If that was the case it would still be around today. Too many people died because of Soviet Union - it's own citizens - to dismiss their suffering and death so lightly.
Yes, Soviet Union was distinctly Russian beast that arose from the system of opression and continued system of opression. I don't know how it could have inspired working class at all. What about people sent to Siberia? What about those so called "enemies of the state" beaten to death in the basements by NKVD? Is their pain and death something to be dismissed?
I am the last to call Soviet Union the land of evil - this privilege is reserved for Nazi Germany. I also admit that Soviet Union produced some brilliant minds and marvelous technologies (rockets!), but it's fall and lack of any fondness the Central Europe feels towards it is indicative enough. I for one I'm glad it's gone and their jackboots are off my back. It was long overdue.
You are forgetting the outside pressure of the capitalist Western nations that was hell-bent on destroying the Soviet Union from its outset. Eventually, when the capitalists had infiltrated Soviet society to the extent that peaceful coexistence turned to defeatism. I mean, there was a Soviet poll held in 1990 that said that over 70% of the population did not want the union to be dissolved.
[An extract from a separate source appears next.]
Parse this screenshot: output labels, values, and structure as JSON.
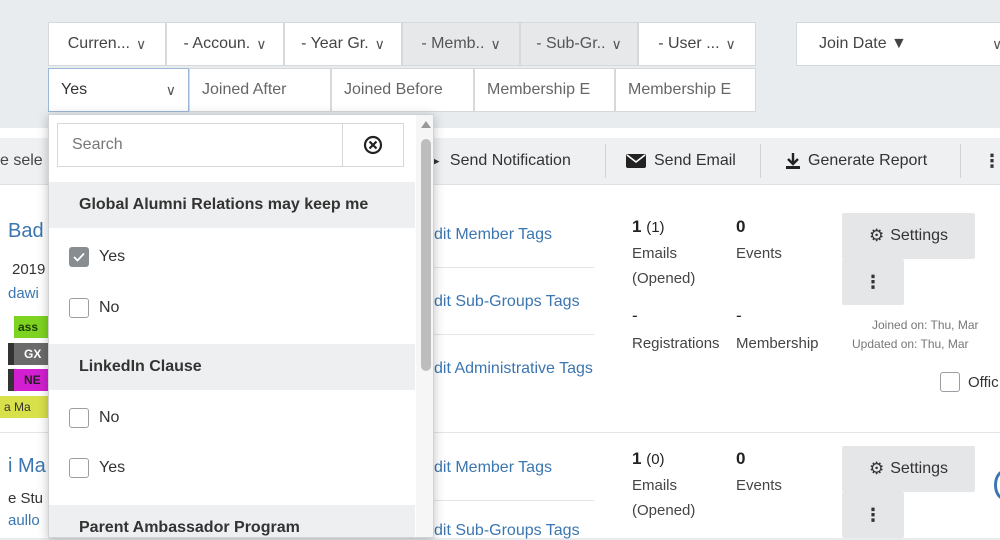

Many people died for the Soviet Union as well. People suffered in the Soviet Union, of course. In all nations, in all periods of history, large amounts of people have suffered. But, the suffering in the Soviet Union was not caused through malicious or even murderous intent, which were two important causes of suffering all across the world. I do not wish to dismiss suffering, I just don't want the causes and solutions of such suffering to be dismissed.
A "distinctly Russian beast"? I don't believe that the Soviet Union was dominated by Russian culture or Russian ideas. Promoting one culture in the Soviet Union over another was a "crime against society". It was plain social chauvinism and was treated as a subtler, though no less damaging, form of cultural supremacist ideas. It inspired the working class because it came into being through working class actions and it was propped up by working class actions. The Soviet Union was, in differing degrees throughout its history, in support of the rights of the working class. No other nation in the world could claim to do the same.
Hundreds of thousands of people went to gulags. But, hundreds of thousands of people left them as well. Death rates were low, sentences were at a maximum of 10 years and the only time death rates went above 5% was the period between 1940 and 1946. There was a war on in this time period, so medical care for murderers, terrorists and subversives was not a priority. I'll admit, the NKVD were a harsh group of agents who did very little positive work. But, blaming an entire state for the work of one government agency is misplaced blame. The NKVD was the autonomous organ of the state. Stalin and the Soviet state condemned their actions and usage of physical force on political prisoners.
It is true that the Warsaw Pact was an uneven agreement. Central Europe certainly was not as autonomous as it should have been. But, when you say that Central Europe does not remember the days of communism with fondness, I feel that is a generalisation. There is a certain nostalgia that is prevalent amongst the people of the post-Cold War states of Central and Eastern Europe, even if those new states condemn their communist predecessors. You may be glad the union is gone, but its legacy remains.
As lovely as this political discussion has been, I feel that it might get out of hand if continued. So, I'd like to say that my writer's block is gone and a new update will be ready by tomorrow morning at the latest!
We're coming very close to ending the first book of this timeline, as I'm sure you're all becoming aware. Just another three or four chapters left!